Rather than worry about Ranaut’s alleged lack of pride in the city which made her career (and Aamir Khan’s, one must add), Thackeray should focus on where the state has really failed its citizens, whether local or migrant. Here is a partial list of what Thackeray should be really ashamed about.
First, the land mafia has cornered large pieces of real estate in connivance with politicians and bureaucrats, thus making land in the Mumbai metropolitan area the most expensive in India. This makes decent bare-bones housing unaffordable to 99 per cent of the people living in the state’s urban areas. This is what should cause Shiv Sena and its leaders to hang their heads in shame, not the words spoken by an actor in the heat of the moment.
Second, Mumbai’s roads are the pits, and during and after every monsoon, traffic is incredibly slow because of crater-sized potholes that are not even filled in time. Shiv Sena, which has ruled the two main metros of India, Mumbai and Thane, should be ashamed of this non-performance.
Third, Mumbai’s suburban trains – the city’s lifeline – are a gift from the Centre. Does Thackeray feel any sense of gratitude for it? Instead of extending this network by making the state contribute more to urban transport infrastructure, the Thackeray son, Aditya, was at the forefront of efforts to slow down the metro project initiated by a BJP chief minister, Devendra Fadnavis, on grounds of the threat to Aarey’s green ecology.

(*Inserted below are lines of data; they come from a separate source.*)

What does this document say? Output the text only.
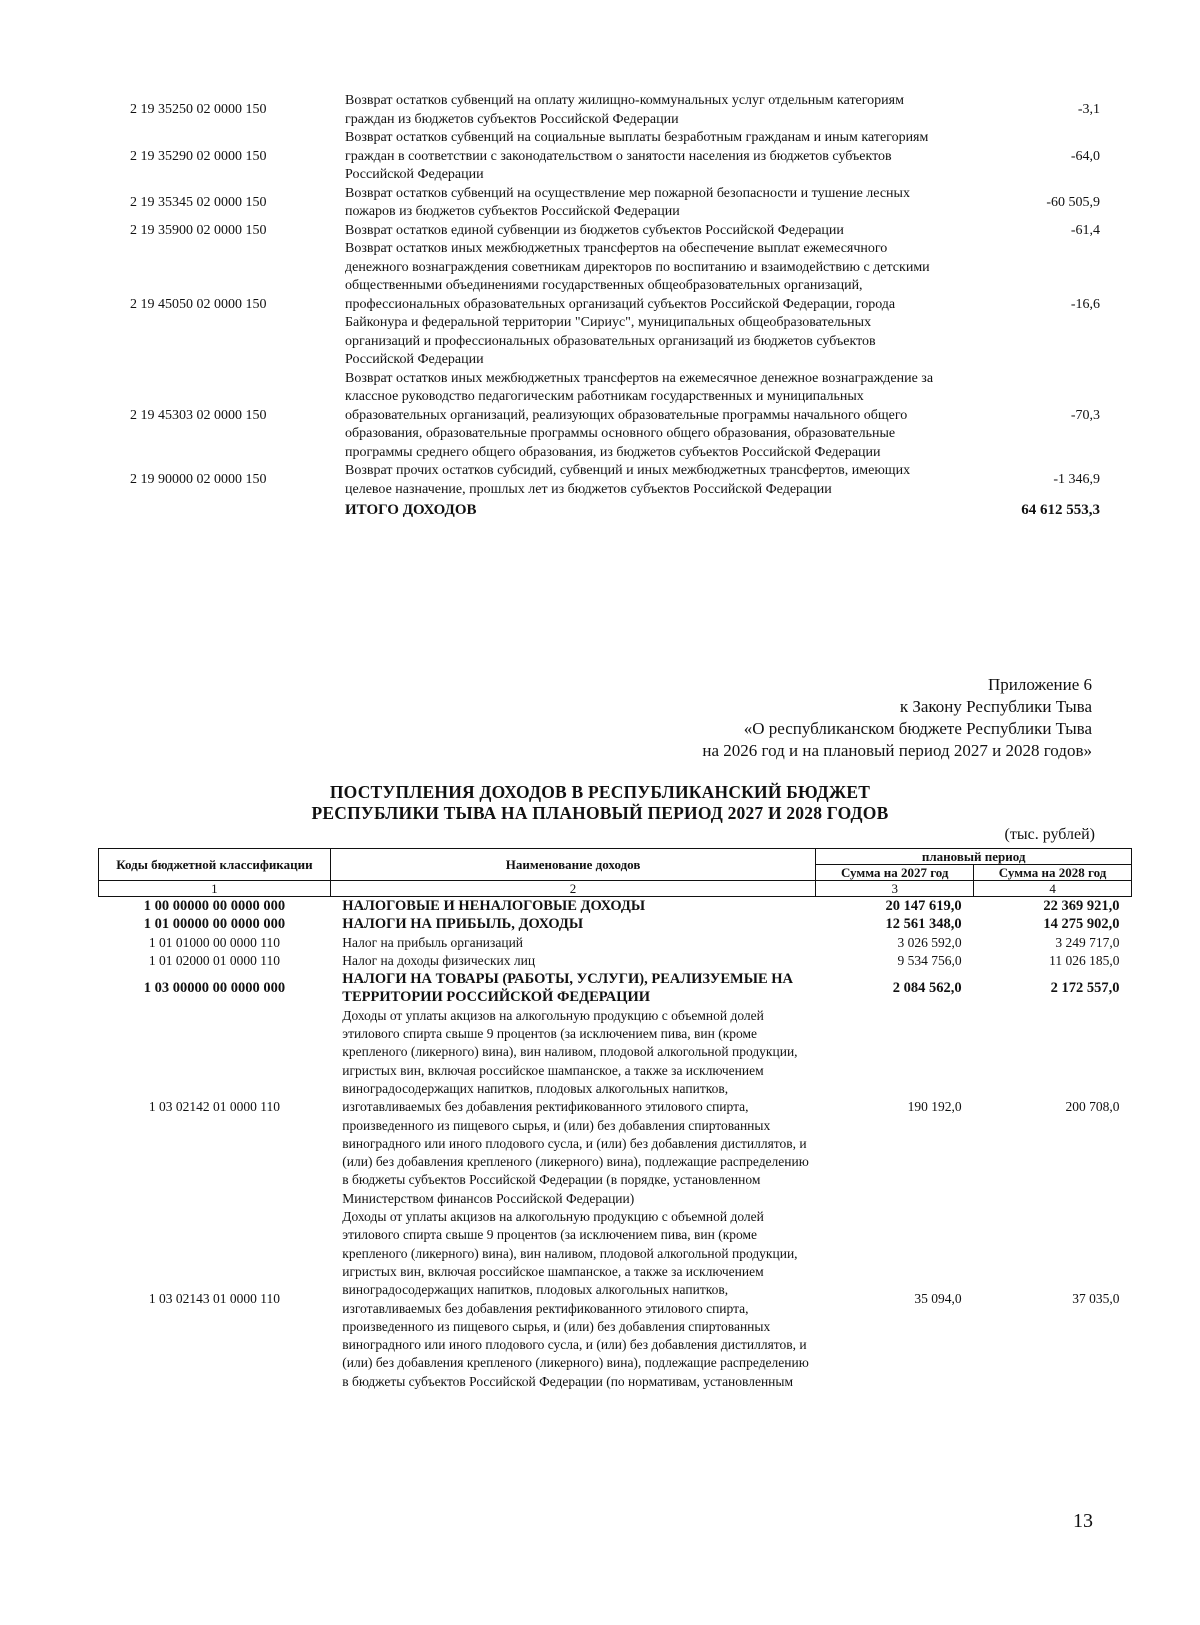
2 19 35250 02 0000 150	Возврат остатков субвенций на оплату жилищно-коммунальных услуг отдельным категориям граждан из бюджетов субъектов Российской Федерации	-3,1
2 19 35290 02 0000 150	Возврат остатков субвенций на социальные выплаты безработным гражданам и иным категориям граждан в соответствии с законодательством о занятости населения из бюджетов субъектов Российской Федерации	-64,0
2 19 35345 02 0000 150	Возврат остатков субвенций на осуществление мер пожарной безопасности и тушение лесных пожаров из бюджетов субъектов Российской Федерации	-60 505,9
2 19 35900 02 0000 150	Возврат остатков единой субвенции из бюджетов субъектов Российской Федерации	-61,4
2 19 45050 02 0000 150	Возврат остатков иных межбюджетных трансфертов на обеспечение выплат ежемесячного денежного вознаграждения советникам директоров по воспитанию и взаимодействию с детскими общественными объединениями государственных общеобразовательных организаций, профессиональных образовательных организаций субъектов Российской Федерации, города Байконура и федеральной территории "Сириус", муниципальных общеобразовательных организаций и профессиональных образовательных организаций из бюджетов субъектов Российской Федерации	-16,6
2 19 45303 02 0000 150	Возврат остатков иных межбюджетных трансфертов на ежемесячное денежное вознаграждение за классное руководство педагогическим работникам государственных и муниципальных образовательных организаций, реализующих образовательные программы начального общего образования, образовательные программы основного общего образования, образовательные программы среднего общего образования, из бюджетов субъектов Российской Федерации	-70,3
2 19 90000 02 0000 150	Возврат прочих остатков субсидий, субвенций и иных межбюджетных трансфертов, имеющих целевое назначение, прошлых лет из бюджетов субъектов Российской Федерации	-1 346,9
	ИТОГО ДОХОДОВ	64 612 553,3
Приложение 6
к Закону Республики Тыва
«О республиканском бюджете Республики Тыва
на 2026 год и на плановый период 2027 и 2028 годов»
ПОСТУПЛЕНИЯ ДОХОДОВ В РЕСПУБЛИКАНСКИЙ БЮДЖЕТ
РЕСПУБЛИКИ ТЫВА НА ПЛАНОВЫЙ ПЕРИОД 2027 И 2028 ГОДОВ
(тыс. рублей)
Коды бюджетной классификации	Наименование доходов	плановый период	
		Сумма на 2027 год	Сумма на 2028 год
1	2	3	4
1 00 00000 00 0000 000	НАЛОГОВЫЕ И НЕНАЛОГОВЫЕ ДОХОДЫ	20 147 619,0	22 369 921,0
1 01 00000 00 0000 000	НАЛОГИ НА ПРИБЫЛЬ, ДОХОДЫ	12 561 348,0	14 275 902,0
1 01 01000 00 0000 110	Налог на прибыль организаций	3 026 592,0	3 249 717,0
1 01 02000 01 0000 110	Налог на доходы физических лиц	9 534 756,0	11 026 185,0
1 03 00000 00 0000 000	НАЛОГИ НА ТОВАРЫ (РАБОТЫ, УСЛУГИ), РЕАЛИЗУЕМЫЕ НА ТЕРРИТОРИИ РОССИЙСКОЙ ФЕДЕРАЦИИ	2 084 562,0	2 172 557,0
1 03 02142 01 0000 110	Доходы от уплаты акцизов на алкогольную продукцию с объемной долей этилового спирта свыше 9 процентов (за исключением пива, вин (кроме крепленого (ликерного) вина), вин наливом, плодовой алкогольной продукции, игристых вин, включая российское шампанское, а также за исключением виноградосодержащих напитков, плодовых алкогольных напитков, изготавливаемых без добавления ректификованного этилового спирта, произведенного из пищевого сырья, и (или) без добавления спиртованных виноградного или иного плодового сусла, и (или) без добавления дистиллятов, и (или) без добавления крепленого (ликерного) вина), подлежащие распределению в бюджеты субъектов Российской Федерации (в порядке, установленном Министерством финансов Российской Федерации)	190 192,0	200 708,0
1 03 02143 01 0000 110	Доходы от уплаты акцизов на алкогольную продукцию с объемной долей этилового спирта свыше 9 процентов (за исключением пива, вин (кроме крепленого (ликерного) вина), вин наливом, плодовой алкогольной продукции, игристых вин, включая российское шампанское, а также за исключением виноградосодержащих напитков, плодовых алкогольных напитков, изготавливаемых без добавления ректификованного этилового спирта, произведенного из пищевого сырья, и (или) без добавления спиртованных виноградного или иного плодового сусла, и (или) без добавления дистиллятов, и (или) без добавления крепленого (ликерного) вина), подлежащие распределению в бюджеты субъектов Российской Федерации (по нормативам, установленным	35 094,0	37 035,0
13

Thackeray has no sense of gratitude for the rapid progress made by the Fadnavis government on the metro, nor for the Mumbai-Pune Expressway and multiple flyovers built during its previous stint in power in the 1990s, when the BJP’s Nitin Gadkari delivered those miracles.
Thackeray does not feel ashamed that a sea-bridge to the mainland from the island part of Mumbai (the Sewri Trans-Harbour link) has spent 20 years gathering dust, when it would have eased the pressure on land in the city centre. But that project was delayed by real estate vested interests who wanted costly properties in central Mumbai to be sold before alternatives were found.
No citizen should be forced to travel like cattle in trains, but the city’s wealth has gone towards fattening politicians’ purses, and not to serving its citizens. How grateful citizens should feel towards a state capital that treats them this way is anybody’s guess. Ranaut is hardly alone in feeling angry about how the city and state are run.